Device technologists and computer architects can easily measure metrics of progress such as device switching times, clock cycle times, and peak arithmetic operation rates. The ultimate importance of these metrics is realized, of course, only when the performance that they imply is actually delivered through the various software layers to end users. The relentlessly increasing difficulty of doing this is one of the main obstacles facing high-performance computing (HPC). This obstacle is already formidable in the domain of TeraFLOPS computing. If we simply extrapolate current trends, this obstacle looks nearly insurmountable at the PetaFLOPS level for all but an extremely specialized range of applications. Building PetaFLOPS systems that can be used successfully for a wide range of applications will require a design approach relying much more heavily on joint, holistic problem-solving by architects, software technologists, and application specialists, with each discipline contributing what it can toward the goal of maximizing the delivered value of the system to users, rather than internal figures of merit such as peak theoretical performance.
Unfortunately, one of the challenges of the software technology area is the difficulty of defining quantitative, meaningful, and measurable metrics of the value delivered to users. Such metrics need to capture two important determinants of value: cost and benefit. A closer look provides an instructive illustration of the difficulties of quantifying these metrics.
When all these dimensions of value are considered, the reasons for many frequently seen trade-offs become more evident. For example, there is almost always a trade-off between reducing computing time (capital investment) or reducing programming time (human investment). The human investment is often the more significant, especially for a program that may only be run a few times before being changed. Thus, it is logical that some application developers persist in using regular grids and straightforward algorithms even at the cost of much longer execution times: they use more computer time but need much less program development time. Similarly, hardware or software providing a global address space can be used, encouraging programmers not to worry about data layout. Again, the programming task is simplified at the expense of increased execution time or system cost. If the metrics used do not take all these factors into account, the logic behind such decisions will not be noticed.
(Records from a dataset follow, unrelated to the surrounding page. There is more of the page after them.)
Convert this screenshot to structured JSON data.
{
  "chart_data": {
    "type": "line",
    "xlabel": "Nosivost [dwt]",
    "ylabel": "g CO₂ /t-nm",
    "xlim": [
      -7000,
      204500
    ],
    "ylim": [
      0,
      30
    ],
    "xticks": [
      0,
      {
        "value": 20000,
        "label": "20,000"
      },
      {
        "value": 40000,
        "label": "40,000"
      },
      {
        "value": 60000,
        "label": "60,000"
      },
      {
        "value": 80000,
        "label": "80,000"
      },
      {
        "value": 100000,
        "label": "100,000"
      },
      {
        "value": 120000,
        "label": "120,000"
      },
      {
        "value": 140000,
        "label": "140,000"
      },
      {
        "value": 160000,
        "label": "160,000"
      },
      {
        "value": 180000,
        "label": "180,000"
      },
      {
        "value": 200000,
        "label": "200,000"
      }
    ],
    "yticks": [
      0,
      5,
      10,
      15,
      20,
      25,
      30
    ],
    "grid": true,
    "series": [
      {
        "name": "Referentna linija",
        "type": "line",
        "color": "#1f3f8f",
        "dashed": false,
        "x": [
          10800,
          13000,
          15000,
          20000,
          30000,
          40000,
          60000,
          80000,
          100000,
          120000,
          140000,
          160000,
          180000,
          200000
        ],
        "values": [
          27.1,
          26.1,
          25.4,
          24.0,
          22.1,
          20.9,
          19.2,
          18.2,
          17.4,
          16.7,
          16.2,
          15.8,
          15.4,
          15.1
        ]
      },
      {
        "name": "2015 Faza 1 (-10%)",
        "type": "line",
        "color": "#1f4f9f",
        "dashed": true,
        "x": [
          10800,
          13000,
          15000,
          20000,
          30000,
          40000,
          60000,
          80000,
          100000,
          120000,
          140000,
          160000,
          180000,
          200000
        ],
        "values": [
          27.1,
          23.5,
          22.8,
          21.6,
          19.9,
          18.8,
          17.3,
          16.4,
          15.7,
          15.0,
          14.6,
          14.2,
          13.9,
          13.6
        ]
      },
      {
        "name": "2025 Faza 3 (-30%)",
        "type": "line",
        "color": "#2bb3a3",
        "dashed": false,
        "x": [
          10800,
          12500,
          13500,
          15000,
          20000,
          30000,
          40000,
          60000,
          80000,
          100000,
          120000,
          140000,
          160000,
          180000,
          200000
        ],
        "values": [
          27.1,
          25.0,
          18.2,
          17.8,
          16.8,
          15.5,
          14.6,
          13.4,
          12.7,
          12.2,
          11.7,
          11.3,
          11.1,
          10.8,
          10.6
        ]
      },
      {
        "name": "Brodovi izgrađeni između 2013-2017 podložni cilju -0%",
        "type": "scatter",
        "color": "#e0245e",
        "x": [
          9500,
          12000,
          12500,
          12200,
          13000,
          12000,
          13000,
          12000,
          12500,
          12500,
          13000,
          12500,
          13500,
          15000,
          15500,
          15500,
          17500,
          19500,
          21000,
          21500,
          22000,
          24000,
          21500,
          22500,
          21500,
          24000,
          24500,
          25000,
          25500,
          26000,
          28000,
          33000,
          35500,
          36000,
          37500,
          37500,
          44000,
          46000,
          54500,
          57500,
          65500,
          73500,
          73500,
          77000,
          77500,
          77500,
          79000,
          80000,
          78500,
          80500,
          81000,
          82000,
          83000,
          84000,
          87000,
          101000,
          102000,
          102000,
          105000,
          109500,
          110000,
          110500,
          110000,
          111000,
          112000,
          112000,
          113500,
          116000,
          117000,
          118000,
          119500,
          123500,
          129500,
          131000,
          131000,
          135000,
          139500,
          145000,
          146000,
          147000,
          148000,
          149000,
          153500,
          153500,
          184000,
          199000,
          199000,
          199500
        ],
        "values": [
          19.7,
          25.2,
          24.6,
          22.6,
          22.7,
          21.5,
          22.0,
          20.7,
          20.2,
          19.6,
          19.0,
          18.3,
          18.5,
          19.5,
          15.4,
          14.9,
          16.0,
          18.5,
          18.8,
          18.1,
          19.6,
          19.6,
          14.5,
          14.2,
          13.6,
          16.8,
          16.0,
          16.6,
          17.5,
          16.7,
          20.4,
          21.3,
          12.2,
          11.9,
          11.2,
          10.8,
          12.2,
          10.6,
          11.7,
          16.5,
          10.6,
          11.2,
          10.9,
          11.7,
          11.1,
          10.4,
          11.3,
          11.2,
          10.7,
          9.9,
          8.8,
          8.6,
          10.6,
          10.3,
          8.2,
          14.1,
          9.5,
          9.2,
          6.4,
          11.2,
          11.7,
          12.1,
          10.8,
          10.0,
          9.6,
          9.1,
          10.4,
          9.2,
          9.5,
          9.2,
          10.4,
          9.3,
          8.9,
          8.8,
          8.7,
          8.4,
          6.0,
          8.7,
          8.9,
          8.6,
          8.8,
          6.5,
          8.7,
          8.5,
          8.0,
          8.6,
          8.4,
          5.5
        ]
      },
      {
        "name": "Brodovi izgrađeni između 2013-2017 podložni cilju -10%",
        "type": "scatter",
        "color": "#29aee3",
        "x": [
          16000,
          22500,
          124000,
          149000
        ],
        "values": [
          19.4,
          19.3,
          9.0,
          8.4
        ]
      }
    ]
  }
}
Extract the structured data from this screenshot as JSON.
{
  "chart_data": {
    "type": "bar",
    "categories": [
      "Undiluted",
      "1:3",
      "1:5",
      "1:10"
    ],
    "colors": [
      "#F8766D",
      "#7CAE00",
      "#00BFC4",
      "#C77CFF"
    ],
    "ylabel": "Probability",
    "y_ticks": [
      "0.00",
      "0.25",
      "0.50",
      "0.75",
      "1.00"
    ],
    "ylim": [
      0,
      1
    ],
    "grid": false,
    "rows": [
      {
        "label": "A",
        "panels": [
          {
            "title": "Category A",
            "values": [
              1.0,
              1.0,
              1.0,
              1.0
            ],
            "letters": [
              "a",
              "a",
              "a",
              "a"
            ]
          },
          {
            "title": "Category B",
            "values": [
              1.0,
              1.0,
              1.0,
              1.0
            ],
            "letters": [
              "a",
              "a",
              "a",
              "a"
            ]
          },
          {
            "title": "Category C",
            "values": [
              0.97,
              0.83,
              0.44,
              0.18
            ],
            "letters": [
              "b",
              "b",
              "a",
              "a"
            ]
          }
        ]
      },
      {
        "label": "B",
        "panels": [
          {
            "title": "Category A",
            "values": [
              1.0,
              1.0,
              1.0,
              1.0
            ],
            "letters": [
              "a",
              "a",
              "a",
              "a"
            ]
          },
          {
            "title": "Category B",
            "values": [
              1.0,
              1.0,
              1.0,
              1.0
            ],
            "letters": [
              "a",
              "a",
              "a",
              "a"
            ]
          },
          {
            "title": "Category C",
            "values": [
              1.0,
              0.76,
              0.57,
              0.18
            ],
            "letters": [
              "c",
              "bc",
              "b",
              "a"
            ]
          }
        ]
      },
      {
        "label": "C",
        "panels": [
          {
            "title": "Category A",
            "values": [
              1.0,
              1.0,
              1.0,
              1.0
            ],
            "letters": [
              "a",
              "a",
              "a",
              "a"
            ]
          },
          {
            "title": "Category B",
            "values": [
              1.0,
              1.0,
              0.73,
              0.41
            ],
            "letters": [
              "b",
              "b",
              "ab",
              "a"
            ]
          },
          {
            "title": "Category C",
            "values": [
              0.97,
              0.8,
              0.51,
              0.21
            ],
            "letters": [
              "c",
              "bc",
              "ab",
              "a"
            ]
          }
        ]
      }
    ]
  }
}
Unfortunately, these metrics are challenging to evaluate even in ``real-world'' application situations using mainstream computing technology; witness the current debate as to whether or not the use of computer technology has improved white-collar productivity in American business. The metrics are even more challenging to evaluate in a typical advanced computing scenario where the applications are research problems and the economic value of solving them may not be known for many years, and where the human contributors are also highly specialized and hard to value in quantitative economic terms. Even greater is the difficulty of using these metrics to guide the design of an advanced computing system not yet built, yet this is precisely the goal we must strive for. In the absence of quantifiable metrics of overall value that can be estimated reliably from a description of a system before it is built, we must base our system design approach on common sense derived from experience with past systems, taking into account both the easily quantifiable aspects of delivered value and the aspects that are not easily quantifiable. We must avoid temptations to optimize mindlessly the quantifiable metrics while disregarding the others.
These temptations, unfortunately, are strong. Easily quantifiable metrics work well as ``sound bites'' for attracting attention in the media, commercial, and political arenas. Consistent, delivered value that is hard to quantify is much more challenging to sell. There has been a tendency in the development of the HPC field - and particularly where massive parallelism is concerned - to focus attention on the development of raw hardware capabilities, which lend themselves more readily to quantification, and relegate to software technology the job of converting these raw capabilities into delivered value for users. Software technologists have thus found themselves asked to bridge an ever-widening gap between hardware-supplied capabilities and user needs, without enough recognition of the fact that success in bridging this gap requires the software technologists who will build the bridge to work as equal partners with hardware architects and application specialists in defining the endpoints that the bridge should connect.
Thus, while quantifiable metrics such as peak arithmetic performance and lines of code per programmer-day still have some utility as milestones along the road, reaching PetaFLOPS capabilities in a meaningful way will require a more holistic approach in which the advancement of application, software, and hardware capabilities are all recognized, and financially supported, as equally vital, and specialists in all three fields work together to develop systems that can deliver real value to users.